TD’s (TSX: TD) report explores the financial services firms collectively known as the “shadow banking” sector, which perform the same basic function as traditional banks but outside the regulatory framework. The TD report concludes that “shadow banking does pose a long-term risk to financial stability, but to different extents in different regions.”
In Canada, “the risk is comparatively small,” the TD report says. “If there is a risk, it likely lies in the National Housing Act mortgage-backed securities (MBS) market, which is tied to the broader issue around household debt.”
The TD report says that about 60% of the $700 billion Canadian shadow banking system is comprised of these securities.
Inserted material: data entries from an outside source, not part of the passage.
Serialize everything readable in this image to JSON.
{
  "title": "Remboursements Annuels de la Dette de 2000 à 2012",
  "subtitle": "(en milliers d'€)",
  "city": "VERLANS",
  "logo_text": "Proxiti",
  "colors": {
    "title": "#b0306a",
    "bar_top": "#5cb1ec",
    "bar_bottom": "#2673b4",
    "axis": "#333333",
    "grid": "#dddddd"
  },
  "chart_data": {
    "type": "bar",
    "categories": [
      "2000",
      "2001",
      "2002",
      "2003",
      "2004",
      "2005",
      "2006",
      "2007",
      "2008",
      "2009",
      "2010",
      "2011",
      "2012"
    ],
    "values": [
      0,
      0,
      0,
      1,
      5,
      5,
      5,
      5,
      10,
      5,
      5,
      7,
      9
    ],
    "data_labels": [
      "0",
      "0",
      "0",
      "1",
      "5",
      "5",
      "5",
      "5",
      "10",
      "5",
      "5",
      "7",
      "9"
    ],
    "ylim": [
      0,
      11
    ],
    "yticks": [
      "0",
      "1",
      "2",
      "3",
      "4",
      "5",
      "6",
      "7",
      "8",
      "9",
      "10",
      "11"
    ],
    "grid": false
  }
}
The rest is “unlikely” to represent a major risk.
“The markets for asset-backed securities, asset-backed commercial paper and money market mutual funds are small and have fallen significantly from their peaks in 2008. Repos and short-term paper have grown in size since the crisis, but these funding instruments are not, in themselves, risky,” the TD report says.
“On its own, shadow banking likely does not have the critical mass to pose a systemic concern in Canada,” the report adds. However, TD also observes that, in reality, the sector isn’t isolated as “broad-based securitization exposes numerous counterparties to the credit risk of originating banks’ mortgage portfolios.” This includes the banks, mortgage insurers and even the federal government, which backstops mortgage insurance and MBS guarantees, it notes.
“Should an unemployment rate or an interest rate shock hit the housing market and lead to a deleveraging episode, the risk is that all of these parties with exposure to the mortgage and MBS markets would be impacted negatively,” the TD report says. “That being said, the probability of a systemic event appears to be small.”
The more significant risks lie elsewhere, The TD report suggests, noting that “shadow banking represents a serious longer-term risk” in the U.S., U.K., and Europe.
“By design, shadow banking entities take advantage of gaps in regulatory oversight,” the TD report says. “In a changing regulatory environment that is focused mostly on the stability of the traditional banks, the concern is whether or not shadow banks will become as large as they once were through another unsustainable build-up of poor-quality assets that led to the 2008-09 financial crisis.”
Although regulators and policy-makers are seeking to address these concerns, it’s likely that the shadow banking industry will be one step ahead of the regulators, the report says.
“The most critical challenge associated with shadow banking is being able to predict how they evolve,” the TD report concludes. “The monitoring framework regulators are currently putting in place will hopefully stem some concern, but the risk is right there in the name: you cannot always see what is in the shadows.”